Голштинцы разместились слева от него и вступили в игру. Глядя на них, Алехана так и подмывало пустить в ход какой-нибудь из своих любимых фокусов и обставить капралов великого князя, но Шванвич внимательно следил за партией, словно догадывался о чувствах банкомета.

– Вы так умело расправляетесь с картами, – с насмешливой улыбкой произнес швед. – В игорных домах Венеции вам не было бы равных.

Орлов сделал вид, что пропустил мимо ушей двусмысленный комплимент. За карточными столами Венеции – этой столицы европейского веселья – издавна промышляли лучшие шулера со всего света, обирая доверчивых гостей Серениссимы – величайшей республики дожей и кондотьеров.

– Впрочем, – продолжал Шванвич, – кажется, и здесь, в Петербурге, вам хватает богатых клиентов.

Алехан побелел, но продолжал метать карты с ледяным спокойствием. Он уже понял, что швед намеренно пытается вывести его из терпения. В таком положении стоило сдержаться и из дальнейшего разговора понять, зачем?

На первом кону оказалось, что двум товарищам Шванвича выпали очень неудачные карты, и, хотя остальные голштинцы были вполне удовлетворены, два капрала во главе со шведом резко отодвинулись от стола и начали «понимающе» переглядываться, как бы выражая недоверие банкомету.

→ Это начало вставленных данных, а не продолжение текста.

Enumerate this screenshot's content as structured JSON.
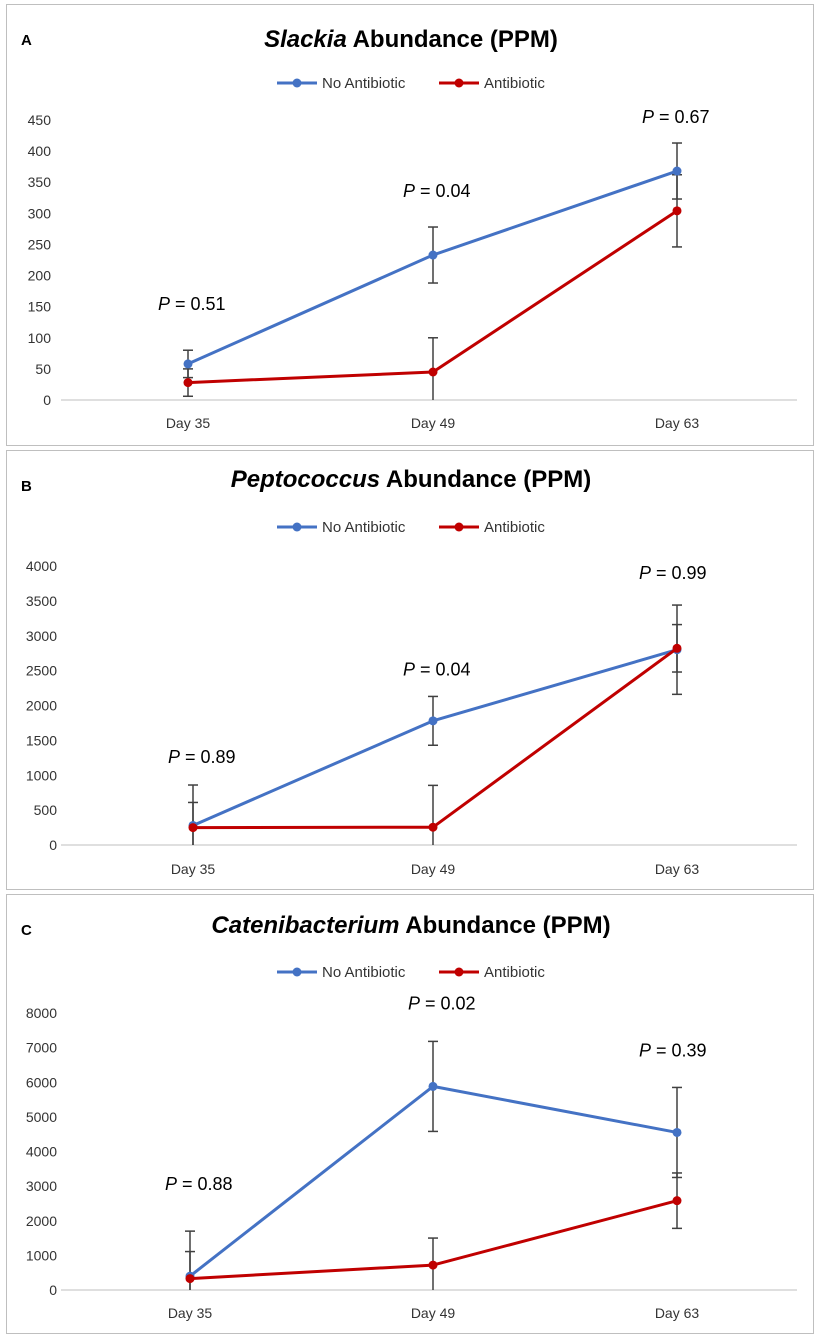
{
  "chart_data": [
    {
      "type": "line",
      "panel_letter": "A",
      "title_genus": "Slackia",
      "title_rest": " Abundance (PPM)",
      "categories": [
        "Day 35",
        "Day 49",
        "Day 63"
      ],
      "ylim": [
        0,
        450
      ],
      "yticks": [
        0,
        50,
        100,
        150,
        200,
        250,
        300,
        350,
        400,
        450
      ],
      "series": [
        {
          "name": "No Antibiotic",
          "color": "#4472c4",
          "values": [
            58,
            233,
            368
          ],
          "err": [
            22,
            45,
            45
          ]
        },
        {
          "name": "Antibiotic",
          "color": "#c00000",
          "values": [
            28,
            45,
            304
          ],
          "err": [
            22,
            55,
            58
          ]
        }
      ],
      "pvalues": [
        {
          "prefix": "P",
          "text": " = 0.51"
        },
        {
          "prefix": "P",
          "text": " = 0.04"
        },
        {
          "prefix": "P",
          "text": " = 0.67"
        }
      ]
    },
    {
      "type": "line",
      "panel_letter": "B",
      "title_genus": "Peptococcus",
      "title_rest": " Abundance (PPM)",
      "categories": [
        "Day 35",
        "Day 49",
        "Day 63"
      ],
      "ylim": [
        0,
        4000
      ],
      "yticks": [
        0,
        500,
        1000,
        1500,
        2000,
        2500,
        3000,
        3500,
        4000
      ],
      "series": [
        {
          "name": "No Antibiotic",
          "color": "#4472c4",
          "values": [
            280,
            1780,
            2800
          ],
          "err": [
            580,
            350,
            640
          ]
        },
        {
          "name": "Antibiotic",
          "color": "#c00000",
          "values": [
            250,
            255,
            2820
          ],
          "err": [
            360,
            600,
            340
          ]
        }
      ],
      "pvalues": [
        {
          "prefix": "P",
          "text": " = 0.89"
        },
        {
          "prefix": "P",
          "text": " = 0.04"
        },
        {
          "prefix": "P",
          "text": " = 0.99"
        }
      ]
    },
    {
      "type": "line",
      "panel_letter": "C",
      "title_genus": "Catenibacterium",
      "title_rest": " Abundance (PPM)",
      "categories": [
        "Day 35",
        "Day 49",
        "Day 63"
      ],
      "ylim": [
        0,
        8000
      ],
      "yticks": [
        0,
        1000,
        2000,
        3000,
        4000,
        5000,
        6000,
        7000,
        8000
      ],
      "series": [
        {
          "name": "No Antibiotic",
          "color": "#4472c4",
          "values": [
            400,
            5880,
            4550
          ],
          "err": [
            1300,
            1300,
            1300
          ]
        },
        {
          "name": "Antibiotic",
          "color": "#c00000",
          "values": [
            330,
            720,
            2580
          ],
          "err": [
            780,
            780,
            800
          ]
        }
      ],
      "pvalues": [
        {
          "prefix": "P",
          "text": " = 0.88"
        },
        {
          "prefix": "P",
          "text": " = 0.02"
        },
        {
          "prefix": "P",
          "text": " = 0.39"
        }
      ]
    }
  ]
}
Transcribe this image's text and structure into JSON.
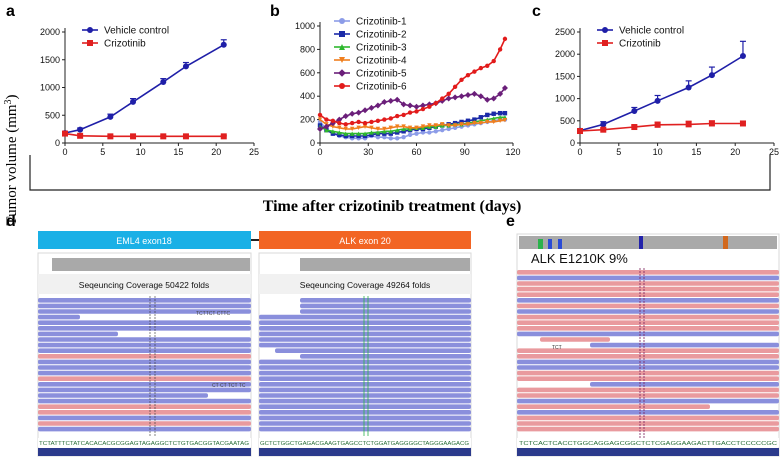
{
  "figure": {
    "shared_xlabel": "Time after crizotinib treatment (days)",
    "panel_d": {
      "label": "d",
      "left_track": "EML4 exon18",
      "right_track": "ALK exon 20",
      "left_coverage": "Seqeuncing Coverage 50422 folds",
      "right_coverage": "Seqeuncing Coverage 49264 folds",
      "left_read_text": "TCTTCT CTTC",
      "left_read_text2": "CT CT TCT TC",
      "left_seq": "TCTATTTCTATCACACACGCGGAGTAGAGGCTCTGTGACGGTACGAATAG",
      "right_seq": "GCTCTGGCTGAGACGAAGTGAGCCTCTGGATGAGGGGCTAGGGAAGACG",
      "colors": {
        "eml4": "#1ab0e6",
        "alk": "#f26524",
        "read_blue": "#8a8fdc",
        "read_pink": "#e99a9e"
      }
    },
    "panel_e": {
      "label": "e",
      "mutation": "ALK E1210K 9%",
      "read_text": "TCT",
      "seq": "TCTCACTCACCTGGCAGGAGCGGCTCTCGAGGAAGACTTGACCTCCCCCGC"
    }
  },
  "chart_data": [
    {
      "panel": "a",
      "type": "line",
      "ylabel": "Tumor volume (mm³)",
      "ylabel_main": "Tumor volume (mm",
      "ylabel_sup": "3",
      "ylabel_end": ")",
      "xlim": [
        0,
        25
      ],
      "ylim": [
        0,
        2000
      ],
      "xticks": [
        0,
        5,
        10,
        15,
        20,
        25
      ],
      "yticks": [
        0,
        500,
        1000,
        1500,
        2000
      ],
      "legend_position": "top-left",
      "series": [
        {
          "name": "Vehicle control",
          "color": "#1f1fa8",
          "marker": "circle",
          "x": [
            0,
            2,
            6,
            9,
            13,
            16,
            21
          ],
          "y": [
            180,
            240,
            470,
            740,
            1100,
            1380,
            1770
          ],
          "err": [
            20,
            30,
            50,
            60,
            60,
            70,
            90
          ]
        },
        {
          "name": "Crizotinib",
          "color": "#e02020",
          "marker": "square",
          "x": [
            0,
            2,
            6,
            9,
            13,
            16,
            21
          ],
          "y": [
            170,
            130,
            120,
            120,
            120,
            120,
            120
          ],
          "err": [
            10,
            10,
            10,
            10,
            10,
            10,
            10
          ]
        }
      ]
    },
    {
      "panel": "b",
      "type": "line",
      "xlim": [
        0,
        120
      ],
      "ylim": [
        0,
        1000
      ],
      "xticks": [
        0,
        30,
        60,
        90,
        120
      ],
      "yticks": [
        0,
        200,
        400,
        600,
        800,
        1000
      ],
      "legend_position": "top-left",
      "series": [
        {
          "name": "Crizotinib-1",
          "color": "#8c9ce8",
          "marker": "circle",
          "x": [
            0,
            4,
            8,
            12,
            16,
            20,
            24,
            28,
            32,
            36,
            40,
            44,
            48,
            52,
            56,
            60,
            64,
            68,
            72,
            76,
            80,
            84,
            88,
            92,
            96,
            100,
            104,
            108,
            112,
            115
          ],
          "y": [
            180,
            120,
            80,
            60,
            50,
            40,
            40,
            40,
            60,
            50,
            50,
            40,
            40,
            50,
            70,
            80,
            90,
            90,
            100,
            110,
            120,
            130,
            140,
            150,
            160,
            170,
            180,
            190,
            200,
            200
          ]
        },
        {
          "name": "Crizotinib-2",
          "color": "#1b2aa8",
          "marker": "square",
          "x": [
            0,
            4,
            8,
            12,
            16,
            20,
            24,
            28,
            32,
            36,
            40,
            44,
            48,
            52,
            56,
            60,
            64,
            68,
            72,
            76,
            80,
            84,
            88,
            92,
            96,
            100,
            104,
            108,
            112,
            115
          ],
          "y": [
            150,
            110,
            80,
            70,
            60,
            60,
            60,
            60,
            70,
            80,
            80,
            80,
            90,
            100,
            110,
            120,
            120,
            130,
            140,
            150,
            160,
            170,
            180,
            190,
            200,
            220,
            240,
            250,
            255,
            255
          ]
        },
        {
          "name": "Crizotinib-3",
          "color": "#2eb82e",
          "marker": "triangle",
          "x": [
            0,
            4,
            8,
            12,
            16,
            20,
            24,
            28,
            32,
            36,
            40,
            44,
            48,
            52,
            56,
            60,
            64,
            68,
            72,
            76,
            80,
            84,
            88,
            92,
            96,
            100,
            104,
            108,
            112,
            115
          ],
          "y": [
            140,
            110,
            100,
            90,
            80,
            80,
            80,
            80,
            90,
            90,
            100,
            100,
            110,
            120,
            120,
            130,
            130,
            140,
            140,
            150,
            150,
            160,
            160,
            170,
            180,
            190,
            200,
            210,
            220,
            220
          ]
        },
        {
          "name": "Crizotinib-4",
          "color": "#f07f1e",
          "marker": "triangle-down",
          "x": [
            0,
            4,
            8,
            12,
            16,
            20,
            24,
            28,
            32,
            36,
            40,
            44,
            48,
            52,
            56,
            60,
            64,
            68,
            72,
            76,
            80,
            84,
            88,
            92,
            96,
            100,
            104,
            108,
            112,
            115
          ],
          "y": [
            200,
            160,
            140,
            130,
            120,
            120,
            130,
            140,
            130,
            120,
            120,
            130,
            140,
            140,
            130,
            130,
            140,
            150,
            150,
            160,
            150,
            150,
            160,
            160,
            170,
            170,
            180,
            180,
            190,
            195
          ]
        },
        {
          "name": "Crizotinib-5",
          "color": "#6b1f7a",
          "marker": "diamond",
          "x": [
            0,
            4,
            8,
            12,
            16,
            20,
            24,
            28,
            32,
            36,
            40,
            44,
            48,
            52,
            56,
            60,
            64,
            68,
            72,
            76,
            80,
            84,
            88,
            92,
            96,
            100,
            104,
            108,
            112,
            115
          ],
          "y": [
            120,
            140,
            170,
            200,
            230,
            250,
            260,
            280,
            300,
            320,
            350,
            360,
            370,
            330,
            320,
            310,
            320,
            330,
            340,
            360,
            380,
            390,
            400,
            410,
            420,
            400,
            370,
            380,
            420,
            470
          ]
        },
        {
          "name": "Crizotinib-6",
          "color": "#e21b1b",
          "marker": "circle",
          "x": [
            0,
            4,
            8,
            12,
            16,
            20,
            24,
            28,
            32,
            36,
            40,
            44,
            48,
            52,
            56,
            60,
            64,
            68,
            72,
            76,
            80,
            84,
            88,
            92,
            96,
            100,
            104,
            108,
            112,
            115
          ],
          "y": [
            240,
            200,
            190,
            170,
            160,
            170,
            180,
            170,
            180,
            190,
            200,
            210,
            230,
            240,
            260,
            270,
            290,
            310,
            340,
            380,
            420,
            480,
            540,
            580,
            610,
            640,
            660,
            700,
            800,
            890
          ]
        }
      ]
    },
    {
      "panel": "c",
      "type": "line",
      "xlim": [
        0,
        25
      ],
      "ylim": [
        0,
        2500
      ],
      "xticks": [
        0,
        5,
        10,
        15,
        20,
        25
      ],
      "yticks": [
        0,
        500,
        1000,
        1500,
        2000,
        2500
      ],
      "legend_position": "top-left",
      "series": [
        {
          "name": "Vehicle control",
          "color": "#1f1fa8",
          "marker": "circle",
          "x": [
            0,
            3,
            7,
            10,
            14,
            17,
            21
          ],
          "y": [
            280,
            420,
            720,
            950,
            1250,
            1530,
            1960
          ],
          "err": [
            30,
            60,
            80,
            120,
            150,
            180,
            330
          ]
        },
        {
          "name": "Crizotinib",
          "color": "#e02020",
          "marker": "square",
          "x": [
            0,
            3,
            7,
            10,
            14,
            17,
            21
          ],
          "y": [
            270,
            300,
            360,
            410,
            420,
            440,
            440
          ],
          "err": [
            20,
            30,
            40,
            60,
            70,
            60,
            50
          ]
        }
      ]
    }
  ]
}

– В чем дело, господа? – ровным тоном осведомился Алексей. – Вы недовольны картами?

– Нет, нет, – сладким голосом заверил его один из голштинцев. – Чего же еще мы могли ожидать в Семеновском полку?

Его слова звучали как оскорбление. Товарищи Орлова тоже положили карты на стол и с неприязнью уставились на непрошеных гостей. Алехан обвел глазами комнату, молчаливо показывая собравшимся, что следует воздержаться от немедленного ответа наглецам. Он все еще ждал, что кто-нибудь из них нежданной репликой выдаст себя и обнаружит истинную причину, по которой Шванвич привел их сюда.

Сержант был хорошо известен в Петербурге своей любовью к жестоким шуткам и каверзам. Не даром за глаза его называли «Швайнвич», производя фамилию шведа от немецкого «швайн» – «свинья». С Орловыми у него были давние, суровые счеты. После того как год назад Григорий в компании с только что приехавшим в столицу Потемкиным устроил шведу и двум его приятелям знатную ретираду от «Тычка», Шванвич подозрительно поутих, залег на дно, выжидая удобного случая, чтоб выплеснуть на кого-нибудь из братьев свою ненависть. К Потемкину он не вязался, потому что знал: у молодого конногрвардейца есть довольно сильные покровители в Москве. Но вот Орловы, лишенные сановных родственников, стали его излюбленной мишенью.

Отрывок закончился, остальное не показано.